The second processing stage involves a brute force algorithm for estimating 3D location, orientation, and scaling of the rat head. All combinations of rotation, translation and scale shifts were tested to produce the best fit of the 3D template's 2D projection onto each camera view. Information from both views was used simultaneously, in order to produce more accurate results.
Once the tracked rat head locations and best orientation and translation estimates are determined for each video frame, bright green contours and 2D red template projections are superimposed on top of the video for visualization purposes. (Video 1)
Suggestions for algorithm improvements:
Estimate the direction of the rat's motion and incorporate it into the brute force algorithm, in order to minimize the error.

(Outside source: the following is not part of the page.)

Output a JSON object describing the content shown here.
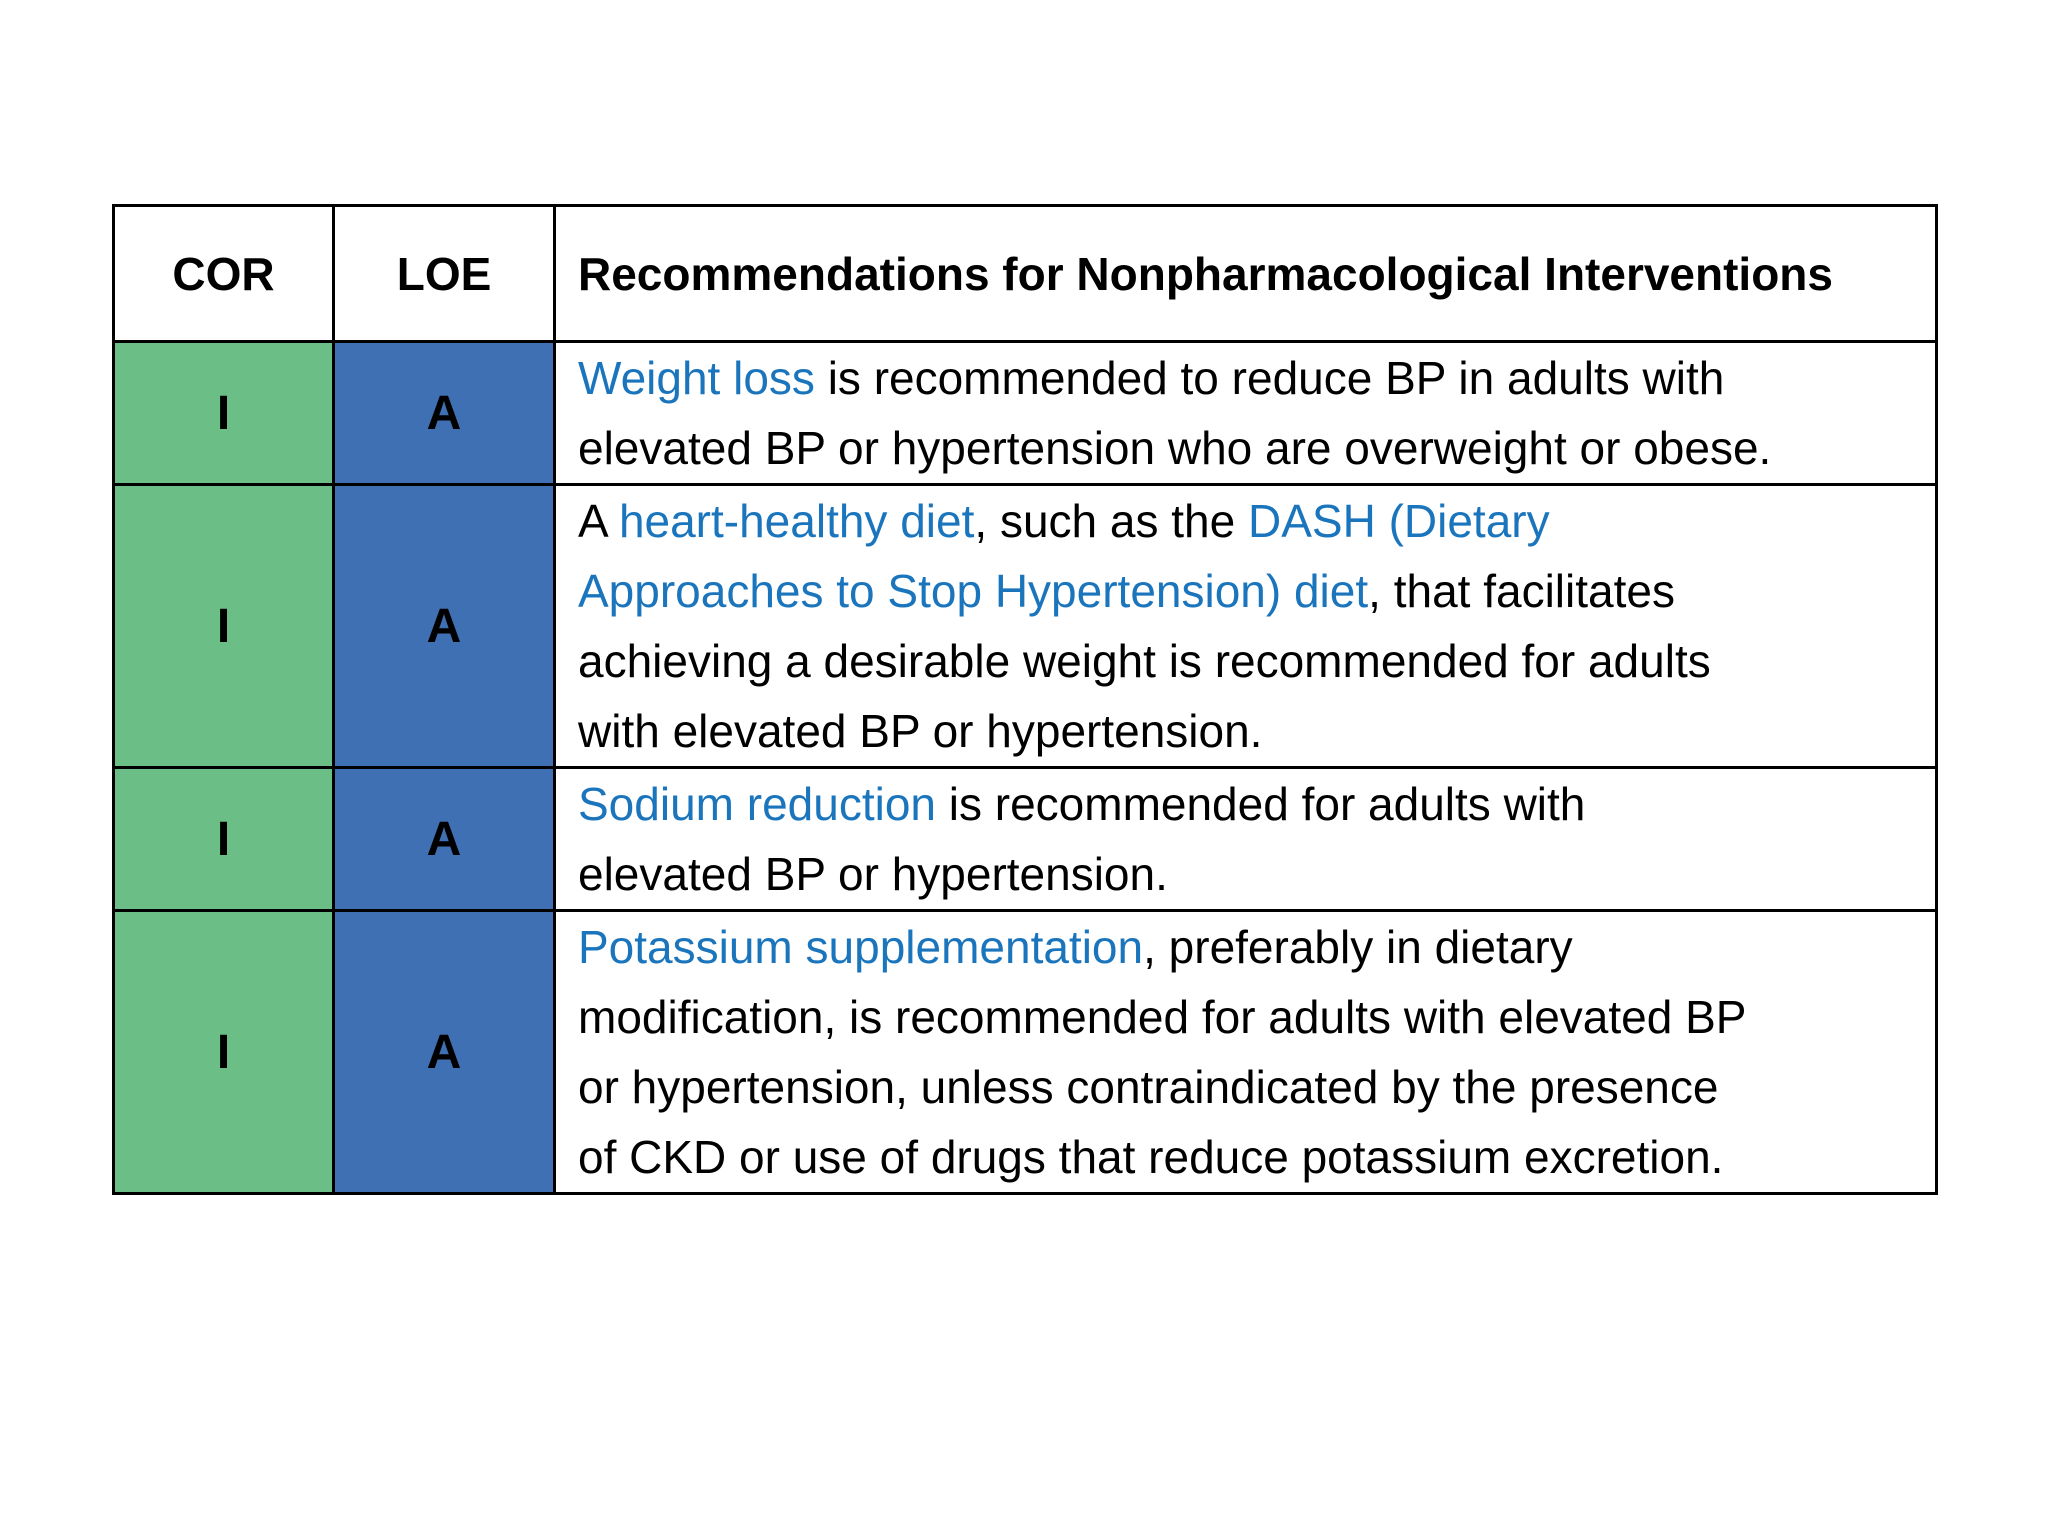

The software was tested with the assumption that the rat moves at a constant speed, which is not the case. Incorporating speed changes would increase tracking accuracy.
Feature detection and matching can also provide more information on the location and orientation of the rat. For instance, by using ORB (Oriented FAST and Rotated BRIEF) algorithm, extract key points and descriptors from each consecutive video frame, find matches between these descriptors, finally find how these descriptors translate between consecutive video frames (Video 3).